Lily - Nightlife in Tokyo
(NoCorner)

Mysterious, presumably Bristol-based producer Lily returns with another tape of damp futurism following on from last year’s fantastic Modern Malaise. While that tape was bent on a William Gibson cyberpunk vision of the future, this one turns to some "furiously penned, half-remembered notes from the streets of Tokyo" for inspiration, and discovers a fully realised retrofuturist city in existence right here on the real planet Earth. Again, Lily’s a dab hand at writing killer little melodies that seem snatched right from the psyche of a wide-eyed Westerner in the Japanese city of neon. The keyboard sounds and grinding thud thud of decayed techno beats however, remain just roughed up enough to evoke the dampness of those Japanese pavements, or the grease stains around an eatery’s air vent. It’s a cracked and dank version of an increasingly busy future, but that doesn’t make it any less thrilling. It’s presumably the kind of atmosphere overwrought French movie Enter the Void was aiming for but just about failed to capture: the chaos, paranoia, and bacchanal neon-lit images of Tokyo misadventures. Some of the tunes are solid bangers in and of themselves, notably ‘Cassette Cowboy’ or the skewed weird beats on ‘The Empire Never Ended’, but the tape works best as one long cyberpunk adventure, consumed all at once.

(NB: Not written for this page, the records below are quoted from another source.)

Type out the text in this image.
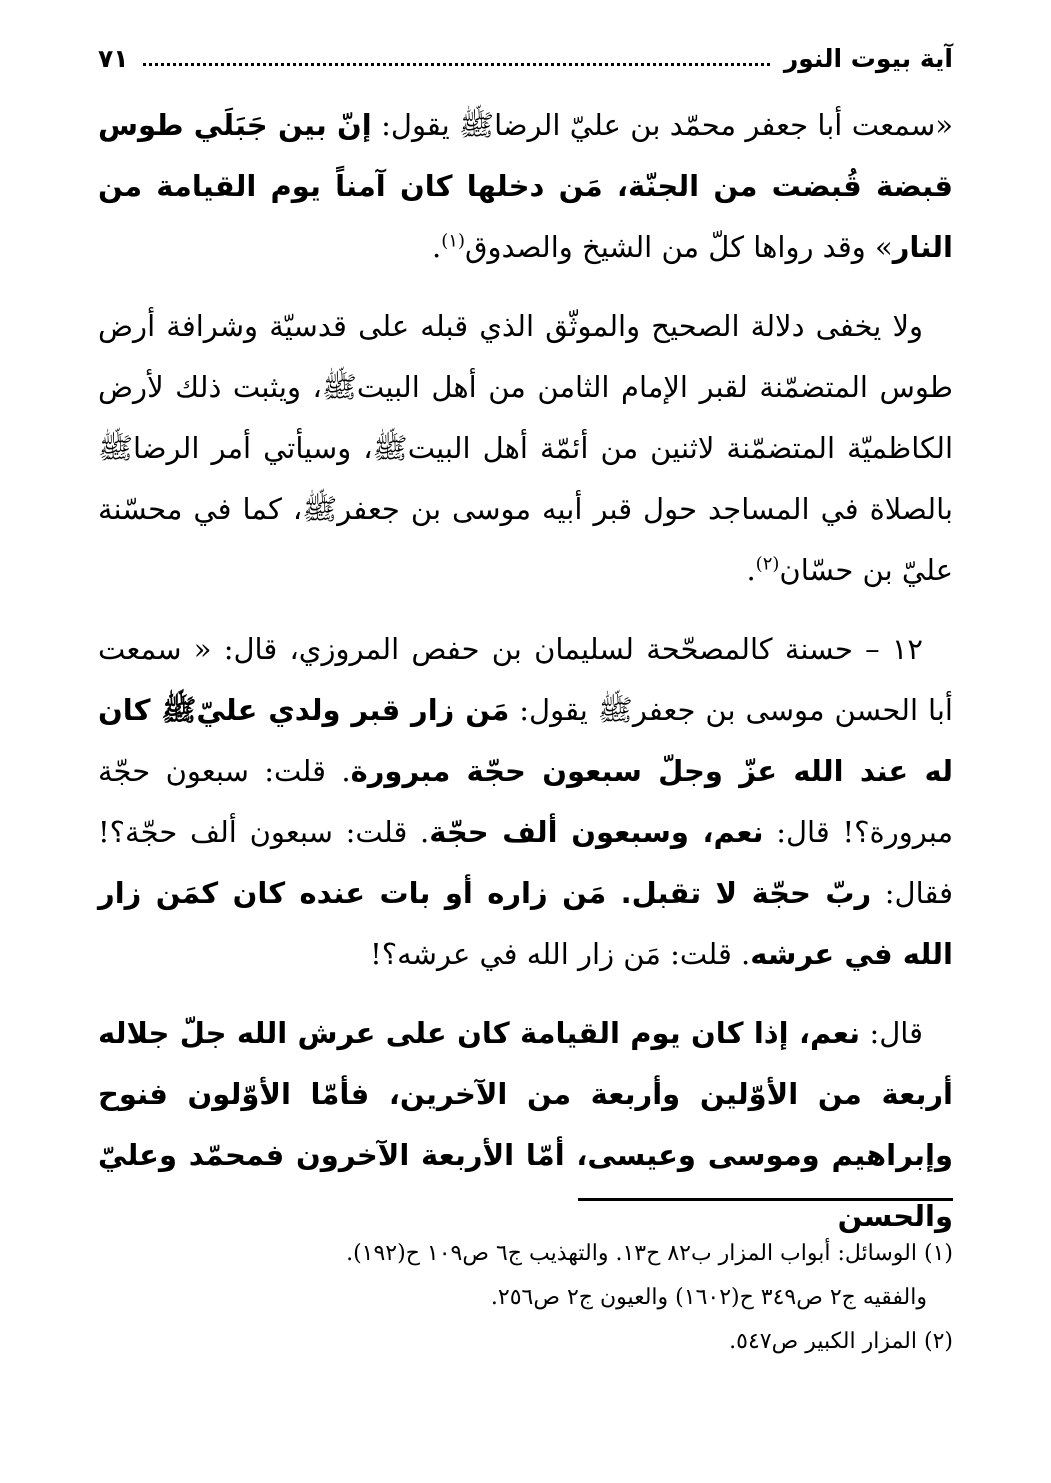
آية بيوت النور
٧١

«سمعت أبا جعفر محمّد بن عليّ الرضاﷺ يقول: إنّ بين جَبَلَي طوس قبضة قُبضت من الجنّة، مَن دخلها كان آمناً يوم القيامة من النار» وقد رواها كلّ من الشيخ والصدوق$^{(١)}$.

ولا يخفى دلالة الصحيح والموثّق الذي قبله على قدسيّة وشرافة أرض طوس المتضمّنة لقبر الإمام الثامن من أهل البيتﷺ، ويثبت ذلك لأرض الكاظميّة المتضمّنة لاثنين من أئمّة أهل البيتﷺ، وسيأتي أمر الرضاﷺ بالصلاة في المساجد حول قبر أبيه موسى بن جعفرﷺ، كما في محسّنة عليّ بن حسّان$^{(٢)}$.

١٢ – حسنة كالمصحّحة لسليمان بن حفص المروزي، قال: « سمعت أبا الحسن موسى بن جعفرﷺ يقول: مَن زار قبر ولدي عليّﷺ كان له عند الله عزّ وجلّ سبعون حجّة مبرورة. قلت: سبعون حجّة مبرورة؟! قال: نعم، وسبعون ألف حجّة. قلت: سبعون ألف حجّة؟! فقال: ربّ حجّة لا تقبل. مَن زاره أو بات عنده كان كمَن زار الله في عرشه. قلت: مَن زار الله في عرشه؟!

قال: نعم، إذا كان يوم القيامة كان على عرش الله جلّ جلاله أربعة من الأوّلين وأربعة من الآخرين، فأمّا الأوّلون فنوح وإبراهيم وموسى وعيسى، أمّا الأربعة الآخرون فمحمّد وعليّ والحسن

(١) الوسائل: أبواب المزار ب٨٢ ح١٣. والتهذيب ج٦ ص١٠٩ ح(١٩٢).

والفقيه ج٢ ص٣٤٩ ح(١٦٠٢) والعيون ج٢ ص٢٥٦.

(٢) المزار الكبير ص٥٤٧.
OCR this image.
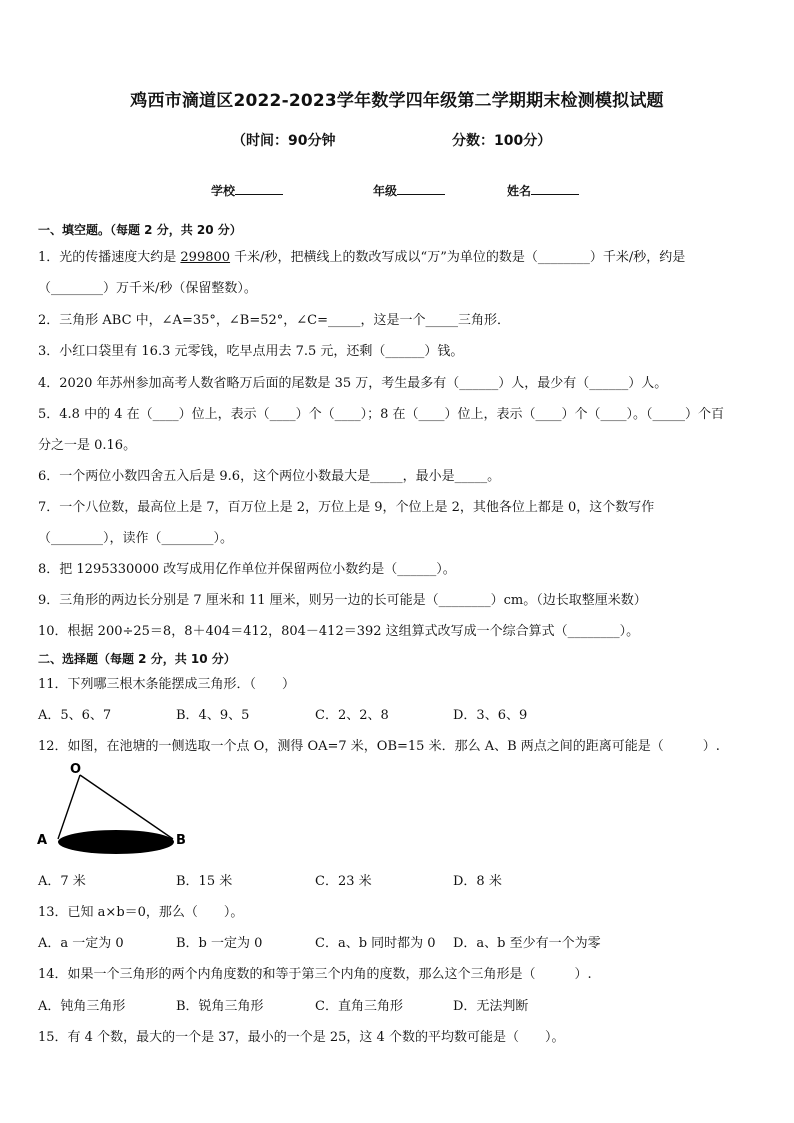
鸡西市滴道区2022-2023学年数学四年级第二学期期末检测模拟试题
（时间：90分钟	分数：100分）
学校	年级	姓名
一、填空题。（每题 2 分，共 20 分）
1．光的传播速度大约是 299800 千米/秒，把横线上的数改写成以“万”为单位的数是（________）千米/秒，约是
（________）万千米/秒（保留整数）。
2．三角形 ABC 中，∠A=35°，∠B=52°，∠C=_____，这是一个_____三角形．
3．小红口袋里有 16.3 元零钱，吃早点用去 7.5 元，还剩（______）钱。
4．2020 年苏州参加高考人数省略万后面的尾数是 35 万，考生最多有（______）人，最少有（______）人。
5．4.8 中的 4 在（____）位上，表示（____）个（____）；8 在（____）位上，表示（____）个（____）。（_____）个百
分之一是 0.16。
6．一个两位小数四舍五入后是 9.6，这个两位小数最大是_____，最小是_____。
7．一个八位数，最高位上是 7，百万位上是 2，万位上是 9，个位上是 2，其他各位上都是 0，这个数写作
（________），读作（________）。
8．把 1295330000 改写成用亿作单位并保留两位小数约是（______）。
9．三角形的两边长分别是 7 厘米和 11 厘米，则另一边的长可能是（________）cm。（边长取整厘米数）
10．根据 200÷25＝8，8＋404＝412，804－412＝392 这组算式改写成一个综合算式（________）。
二、选择题（每题 2 分，共 10 分）
11．下列哪三根木条能摆成三角形．（　　）
A．5、6、7	B．4、9、5	C．2、2、8	D．3、6、9
12．如图，在池塘的一侧选取一个点 O，测得 OA=7 米，OB=15 米．那么 A、B 两点之间的距离可能是（　　　）.
O
A	B
A．7 米	B．15 米	C．23 米	D．8 米
13．已知 a×b＝0，那么（　　）。
A．a 一定为 0	B．b 一定为 0	C．a、b 同时都为 0 D．a、b 至少有一个为零
14．如果一个三角形的两个内角度数的和等于第三个内角的度数，那么这个三角形是（　　　）.
A．钝角三角形	B．锐角三角形	C．直角三角形	D．无法判断
15．有 4 个数，最大的一个是 37，最小的一个是 25，这 4 个数的平均数可能是（　　）。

Mustapha Bière - Fieldwork
(Tape du Jour)

A strangely affecting tape by UK producer Matthew Greasley, Fieldwork is filled with glorious small details that help it stand out in a ridiculously busy niche. Greasley’s eight tracks stay relatively concise, and reject standard song structures. They float freely, utilising an open ended palette familiar to Boards Of Canada fans, and similarly well versed in discerning rolling green hillsides amid spacey synths and beats. Opening track ‘Choke’ delights in a strange shuffle and lurching synth line which never quite slots into a groove - an effect wheeled out throughout the record. Fieldwork has a real mix or energy levels throughout, hinting at snare drum motorik on ‘Drillin'’, sparse atmospheres around a scarred Jungle beat on ‘Sinthool’, and even a simmering Ben Frostian rumble on ‘Glorious’ that’s replete with both a real life choir and some devilish percussion always kept at more than an arm’s length deep. If the Warp label didn’t exist this album would be a lot more essential - but it should say something about how great Fieldwork is that in a world where Warp does exist, I’ve gone back and spun it more than a few extra times.